One interesting area of focus for Significant Form, or as Zeki puts it, "Significant Configuration", is human faces because there's certainly a particular configuration that we recognize as a face.


Only a few elements are enough to recognize the configuration as a face. Any invasion from this configuration will lead to difficulties in identifying the object as a face. There are also significant configurations that controversially qualify as beautiful compared to other forms and configurations.

When we look at a face, the Fusifome Face Area of our brain gets activated (FFA). And we know that when we find something beautiful, the mOFC part of our brain is activated. But as Samir Zeki explains, when we encounter faces that deviate from that Significant Configuration and are considered ugly, the amygdala is also activated in addition to activities in FFA. However, oMFC remained quiet. Amygdala is a region of the brain that is activated when we encounter threatening and fearful stimuli.

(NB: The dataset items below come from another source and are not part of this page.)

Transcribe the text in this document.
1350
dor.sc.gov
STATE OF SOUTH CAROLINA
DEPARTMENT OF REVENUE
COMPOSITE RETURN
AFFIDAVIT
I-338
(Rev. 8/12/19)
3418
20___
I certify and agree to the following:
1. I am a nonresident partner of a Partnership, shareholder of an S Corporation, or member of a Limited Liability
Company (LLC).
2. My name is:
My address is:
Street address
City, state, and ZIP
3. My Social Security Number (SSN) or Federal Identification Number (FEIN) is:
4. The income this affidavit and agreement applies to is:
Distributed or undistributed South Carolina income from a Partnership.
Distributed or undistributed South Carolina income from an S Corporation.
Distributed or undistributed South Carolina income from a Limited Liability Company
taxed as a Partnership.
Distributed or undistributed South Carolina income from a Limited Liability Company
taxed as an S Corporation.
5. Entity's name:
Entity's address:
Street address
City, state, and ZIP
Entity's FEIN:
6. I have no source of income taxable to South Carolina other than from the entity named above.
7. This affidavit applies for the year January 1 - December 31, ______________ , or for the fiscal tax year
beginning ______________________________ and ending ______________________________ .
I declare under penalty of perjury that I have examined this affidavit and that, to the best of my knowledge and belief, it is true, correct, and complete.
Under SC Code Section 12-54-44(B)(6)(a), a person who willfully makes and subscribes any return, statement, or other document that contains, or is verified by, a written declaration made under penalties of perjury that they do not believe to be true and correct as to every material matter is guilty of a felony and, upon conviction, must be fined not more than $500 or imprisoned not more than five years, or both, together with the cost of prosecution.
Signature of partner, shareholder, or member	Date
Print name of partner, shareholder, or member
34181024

Obviously, not all arts are uniformly experienced as beautiful by all cultures and ages. However, the common correlation between beauty and the brain brings a sense of unified objectiveness to the experience of beauty. An artist could evoke the same aesthetic emotion using close enough objects to these configurations.


However, one question persists: Are we born with these preferences for beauty or are we brainwashed to adapt our preferences to society's standards? Or perhaps a little bit of both?


Beauty & Judgment: Do beautiful things grab more attention?

A study by the University of Exeter (here) suggested that babies as young as 1 to 7 days old spent more time looking at attractive faces. Researchers have shown that babies are more drawn to certain shapes and configurations like high contrast images. This suggests that babies are born with some perception system, which can also help them recognize familiar faces, particularly that of a mother.


bluebeige designs performed a small study on Instagram and asked followers to rate some of the most culturally famous paintings of history as "Beautiful" or "Not Beautiful". Figure 3 below shows the results of these polls.

The poll for Lucien Freud's nude portrait, Benefits Supervisor Sleeping, was particularly interesting. Compared to the other polls, more followers voted on this painting with mixed aesthetic emotions of 73% Beautiful and 27% as Nope (Not Beautiful). This raises an interesting question: Are we more judgemental of beauty when we have strong feelings toward the object?